In 1950 when the Eagle Owl became legally protected in Sweden, the species was nearly extinct in most parts of the country and survived only with a small population in the southeastern part of the country, along the Baltic Sea coast. This population has been studied in 1952–1996. Recoveries of birds ringed in the study area demonstrated that dispersal was limited; post-fledging dispersal was on average 56.8 km in the first year of life. In birds older than one year the mean distance from the hatching site to the site of recovery was 47.7 km. The mean brood size in successful nests was 1.47 young. However, the mean reproductive success calculated for all occupied territories was only 0.68 young per pair and year.
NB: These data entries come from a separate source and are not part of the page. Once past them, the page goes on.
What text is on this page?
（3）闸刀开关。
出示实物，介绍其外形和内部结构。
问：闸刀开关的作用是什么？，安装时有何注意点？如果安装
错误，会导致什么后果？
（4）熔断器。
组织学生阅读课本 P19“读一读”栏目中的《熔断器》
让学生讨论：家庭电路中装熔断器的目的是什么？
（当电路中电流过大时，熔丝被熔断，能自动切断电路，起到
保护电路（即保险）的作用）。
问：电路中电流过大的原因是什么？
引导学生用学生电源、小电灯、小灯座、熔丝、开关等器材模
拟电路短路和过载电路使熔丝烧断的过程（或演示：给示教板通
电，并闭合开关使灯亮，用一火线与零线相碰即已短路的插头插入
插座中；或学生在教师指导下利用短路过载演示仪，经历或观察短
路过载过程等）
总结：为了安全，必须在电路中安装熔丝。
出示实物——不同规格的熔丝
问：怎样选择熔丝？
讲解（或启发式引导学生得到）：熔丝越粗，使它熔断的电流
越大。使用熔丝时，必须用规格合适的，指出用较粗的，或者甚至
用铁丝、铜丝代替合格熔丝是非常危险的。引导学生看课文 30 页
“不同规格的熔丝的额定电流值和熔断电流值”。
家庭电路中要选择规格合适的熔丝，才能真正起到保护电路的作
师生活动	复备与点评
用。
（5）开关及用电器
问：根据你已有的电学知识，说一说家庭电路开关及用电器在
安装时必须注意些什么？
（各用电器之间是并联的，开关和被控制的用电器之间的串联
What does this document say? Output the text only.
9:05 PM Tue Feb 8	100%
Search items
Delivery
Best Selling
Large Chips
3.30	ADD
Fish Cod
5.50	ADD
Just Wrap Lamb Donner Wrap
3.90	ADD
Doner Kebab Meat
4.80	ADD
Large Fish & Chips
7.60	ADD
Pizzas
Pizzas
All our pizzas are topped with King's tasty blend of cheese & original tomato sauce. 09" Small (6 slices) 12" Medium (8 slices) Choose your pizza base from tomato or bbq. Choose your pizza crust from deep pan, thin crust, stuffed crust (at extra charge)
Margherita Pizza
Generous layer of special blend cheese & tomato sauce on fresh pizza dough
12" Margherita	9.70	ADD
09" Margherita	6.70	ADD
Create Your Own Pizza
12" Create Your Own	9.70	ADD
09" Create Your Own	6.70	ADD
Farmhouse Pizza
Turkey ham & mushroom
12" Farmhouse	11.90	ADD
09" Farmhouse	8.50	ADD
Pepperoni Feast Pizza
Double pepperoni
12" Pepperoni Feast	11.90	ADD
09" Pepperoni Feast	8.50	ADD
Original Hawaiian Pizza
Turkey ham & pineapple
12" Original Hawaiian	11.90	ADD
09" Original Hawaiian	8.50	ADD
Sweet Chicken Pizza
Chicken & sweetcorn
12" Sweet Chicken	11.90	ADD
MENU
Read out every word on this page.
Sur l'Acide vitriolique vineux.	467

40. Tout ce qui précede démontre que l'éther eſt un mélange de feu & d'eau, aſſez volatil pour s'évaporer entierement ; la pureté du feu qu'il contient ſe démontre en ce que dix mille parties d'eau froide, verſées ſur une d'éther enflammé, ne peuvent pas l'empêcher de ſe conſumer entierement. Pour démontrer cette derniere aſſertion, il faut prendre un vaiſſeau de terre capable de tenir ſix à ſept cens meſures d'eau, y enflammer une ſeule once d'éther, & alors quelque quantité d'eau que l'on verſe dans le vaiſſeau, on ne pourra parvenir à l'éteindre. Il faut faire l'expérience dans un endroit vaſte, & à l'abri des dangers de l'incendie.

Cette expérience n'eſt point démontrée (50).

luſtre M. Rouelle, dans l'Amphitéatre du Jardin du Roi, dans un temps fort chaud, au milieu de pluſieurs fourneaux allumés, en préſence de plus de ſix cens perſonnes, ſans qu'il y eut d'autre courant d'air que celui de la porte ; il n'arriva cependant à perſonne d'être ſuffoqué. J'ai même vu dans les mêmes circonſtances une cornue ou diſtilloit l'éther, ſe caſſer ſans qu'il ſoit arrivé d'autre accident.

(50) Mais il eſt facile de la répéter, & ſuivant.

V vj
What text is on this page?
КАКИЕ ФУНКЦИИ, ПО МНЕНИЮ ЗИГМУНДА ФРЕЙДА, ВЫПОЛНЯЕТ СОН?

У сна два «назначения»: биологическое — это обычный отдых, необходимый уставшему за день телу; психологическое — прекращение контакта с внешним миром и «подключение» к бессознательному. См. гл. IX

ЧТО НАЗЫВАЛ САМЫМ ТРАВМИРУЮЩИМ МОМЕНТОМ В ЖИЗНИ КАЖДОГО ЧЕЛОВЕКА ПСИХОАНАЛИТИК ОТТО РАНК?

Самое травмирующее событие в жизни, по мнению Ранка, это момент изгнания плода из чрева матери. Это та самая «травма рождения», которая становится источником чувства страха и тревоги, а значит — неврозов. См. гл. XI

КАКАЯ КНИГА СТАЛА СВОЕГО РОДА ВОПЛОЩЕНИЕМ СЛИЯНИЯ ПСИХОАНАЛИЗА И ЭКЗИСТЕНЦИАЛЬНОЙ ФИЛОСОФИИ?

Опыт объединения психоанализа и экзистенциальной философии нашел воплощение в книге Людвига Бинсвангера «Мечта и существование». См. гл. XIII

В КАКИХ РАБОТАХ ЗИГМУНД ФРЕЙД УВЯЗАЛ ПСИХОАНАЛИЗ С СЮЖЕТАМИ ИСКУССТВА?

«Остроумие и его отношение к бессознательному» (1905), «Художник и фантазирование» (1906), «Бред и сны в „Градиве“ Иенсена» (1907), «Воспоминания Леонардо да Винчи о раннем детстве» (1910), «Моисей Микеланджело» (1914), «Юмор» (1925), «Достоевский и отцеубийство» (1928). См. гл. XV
Among all pairs, 43.7% bred successfully and 24.7% failed. Thus, each year 31.6% of the pairs stayed in the territory without breeding. For an extended part of this long term study, reproduction seems to have been just enough to maintain a stable population size in the study area. Only in the years 1986–90, there seemed to be a surplus of young produced in the study population resulting in new breeding pairs, predominantly outside the old study area. From a national project with captive breeding, 2,759 young Eagle Owls have been released in nearly all parts of Sweden. Around 1982, the number of pairs originating from the released birds was in equilibrium with the original "wild" population, and in 1995 the released birds and their descendants were about twice as many. In recent years probably many pairs are of mixed origin, and the mixing of the two populations is likely to increase in the future. In total, there were about 400 territories occupied by Eagle Owls in Sweden in 1996.